11 | Periplasmapylea, 2003

Roll this title around your mouth: Peri-plasma-pylea. What does it mean? The word has no immediate meaning, but if you divide it into smaller units, it is a combination of the greek word peri meaning about or around, then comes plasma, which would describe some sort of thick liquid-like matter and then pylea, wich means an entryway or door opening of some sort. Put together it sounds like it denoutes an amorphous object with more than one orifice.  The work doesn’t resemble any recognizable form, but suggests a connection to the plant or animal kingdom; could it be a detail seen through a microscope? The heavily perforated structure is stretched across the wall rather like a giant insect. But instead of hanging it up with pins, Neto has used wooden plugs.
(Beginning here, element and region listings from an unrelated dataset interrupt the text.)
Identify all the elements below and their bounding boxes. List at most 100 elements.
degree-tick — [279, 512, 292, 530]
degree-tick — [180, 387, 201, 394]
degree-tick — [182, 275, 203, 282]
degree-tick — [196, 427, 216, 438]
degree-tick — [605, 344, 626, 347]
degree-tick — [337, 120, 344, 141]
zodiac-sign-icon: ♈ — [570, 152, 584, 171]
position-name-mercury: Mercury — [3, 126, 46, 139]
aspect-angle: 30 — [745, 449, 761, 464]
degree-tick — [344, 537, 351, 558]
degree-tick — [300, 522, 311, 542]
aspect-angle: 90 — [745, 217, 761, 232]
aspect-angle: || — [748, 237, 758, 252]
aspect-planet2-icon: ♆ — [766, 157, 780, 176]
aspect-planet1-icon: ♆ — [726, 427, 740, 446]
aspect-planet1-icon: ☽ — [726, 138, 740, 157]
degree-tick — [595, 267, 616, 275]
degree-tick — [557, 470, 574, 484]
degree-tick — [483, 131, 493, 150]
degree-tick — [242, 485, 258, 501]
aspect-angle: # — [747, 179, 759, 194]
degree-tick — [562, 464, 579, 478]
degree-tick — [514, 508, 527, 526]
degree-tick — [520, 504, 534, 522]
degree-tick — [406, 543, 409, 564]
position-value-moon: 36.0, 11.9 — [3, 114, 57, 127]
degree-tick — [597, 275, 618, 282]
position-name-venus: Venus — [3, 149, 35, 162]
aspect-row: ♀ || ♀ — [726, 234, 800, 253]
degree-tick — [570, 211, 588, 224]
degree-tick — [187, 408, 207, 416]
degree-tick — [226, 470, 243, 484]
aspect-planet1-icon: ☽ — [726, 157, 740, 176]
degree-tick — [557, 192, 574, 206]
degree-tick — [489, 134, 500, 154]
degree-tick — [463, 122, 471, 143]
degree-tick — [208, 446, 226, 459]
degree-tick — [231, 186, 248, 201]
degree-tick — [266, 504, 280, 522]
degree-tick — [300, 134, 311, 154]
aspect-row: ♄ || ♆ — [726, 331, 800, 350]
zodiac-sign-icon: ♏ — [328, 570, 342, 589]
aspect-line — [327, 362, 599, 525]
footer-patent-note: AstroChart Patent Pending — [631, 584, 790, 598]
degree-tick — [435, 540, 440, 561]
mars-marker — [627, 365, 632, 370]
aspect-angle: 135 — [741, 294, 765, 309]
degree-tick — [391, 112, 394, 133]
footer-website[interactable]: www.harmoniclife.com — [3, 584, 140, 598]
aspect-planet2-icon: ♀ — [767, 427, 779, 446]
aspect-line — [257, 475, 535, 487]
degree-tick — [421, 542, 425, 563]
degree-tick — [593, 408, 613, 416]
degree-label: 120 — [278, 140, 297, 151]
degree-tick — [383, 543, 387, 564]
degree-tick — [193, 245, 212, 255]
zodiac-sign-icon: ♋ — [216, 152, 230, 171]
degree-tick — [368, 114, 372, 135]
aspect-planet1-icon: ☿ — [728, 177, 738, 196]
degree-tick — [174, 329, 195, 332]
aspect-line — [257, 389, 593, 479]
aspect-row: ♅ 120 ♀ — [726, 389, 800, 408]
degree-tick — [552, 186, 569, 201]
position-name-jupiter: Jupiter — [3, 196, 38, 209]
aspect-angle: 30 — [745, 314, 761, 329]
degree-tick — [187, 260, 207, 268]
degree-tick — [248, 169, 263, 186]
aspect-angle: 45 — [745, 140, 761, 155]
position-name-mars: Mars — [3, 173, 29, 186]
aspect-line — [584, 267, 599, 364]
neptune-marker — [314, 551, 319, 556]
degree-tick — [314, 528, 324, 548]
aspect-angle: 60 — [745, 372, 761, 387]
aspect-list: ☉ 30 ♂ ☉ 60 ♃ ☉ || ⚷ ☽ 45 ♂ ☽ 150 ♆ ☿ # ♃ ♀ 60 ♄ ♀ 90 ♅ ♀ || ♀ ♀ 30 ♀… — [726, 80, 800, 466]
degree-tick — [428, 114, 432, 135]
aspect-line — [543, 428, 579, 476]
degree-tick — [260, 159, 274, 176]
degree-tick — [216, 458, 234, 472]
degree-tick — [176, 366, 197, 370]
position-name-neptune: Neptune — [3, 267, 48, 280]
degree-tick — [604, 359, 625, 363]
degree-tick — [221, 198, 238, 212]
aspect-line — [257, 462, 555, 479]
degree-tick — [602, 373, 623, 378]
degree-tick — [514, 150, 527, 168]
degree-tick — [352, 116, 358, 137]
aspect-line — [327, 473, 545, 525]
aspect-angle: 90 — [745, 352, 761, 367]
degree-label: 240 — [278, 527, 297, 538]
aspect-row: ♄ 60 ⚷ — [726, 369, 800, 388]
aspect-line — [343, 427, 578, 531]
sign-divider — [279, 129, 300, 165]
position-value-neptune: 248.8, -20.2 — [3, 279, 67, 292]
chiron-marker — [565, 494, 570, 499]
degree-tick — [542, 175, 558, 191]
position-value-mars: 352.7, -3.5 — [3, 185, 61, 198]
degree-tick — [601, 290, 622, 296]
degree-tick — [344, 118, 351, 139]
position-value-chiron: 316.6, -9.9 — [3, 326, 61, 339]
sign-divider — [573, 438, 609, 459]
This is actually one of the first works where he combines wood and textiles. After creating it, he started using wooden structures as important elements in larger works. But here, for the first time, we see it used as a natural extension of transparent, elastic textiles.

While developing this work, Neto was inspired by Ernst Haeckel, a German philosopher, scientist and artist. Haeckel was an important proponent of Darwin’s theories in 19th century Germany, and his illustrations of single-celled organisms have been sources of inspiration for many artists, both in the 19th century and later. Haeckel’s drawings revealed details in nature which most of his contemporaries had never seen before; and even today, his accurate drawings are captivating and colourful. Similarly, Neto has clearly been fascinated by the magic and beauty of nature’s minute details, and has transposed his fascination for small, organic miracles into this wall work.

The sculpture’s two colours, pink and green, symbolize nature and culture, the organic world contrasted with what humans have created. These complimentary colours recur and reverberate throughout Neto’s art.

Periplasmapylea instantiates that Neto’s art functions on different levels, and that your sensory experience of it can arise when you view a sculpture hanging on the wall just as easily as when you physically integrate with his larger sculptures.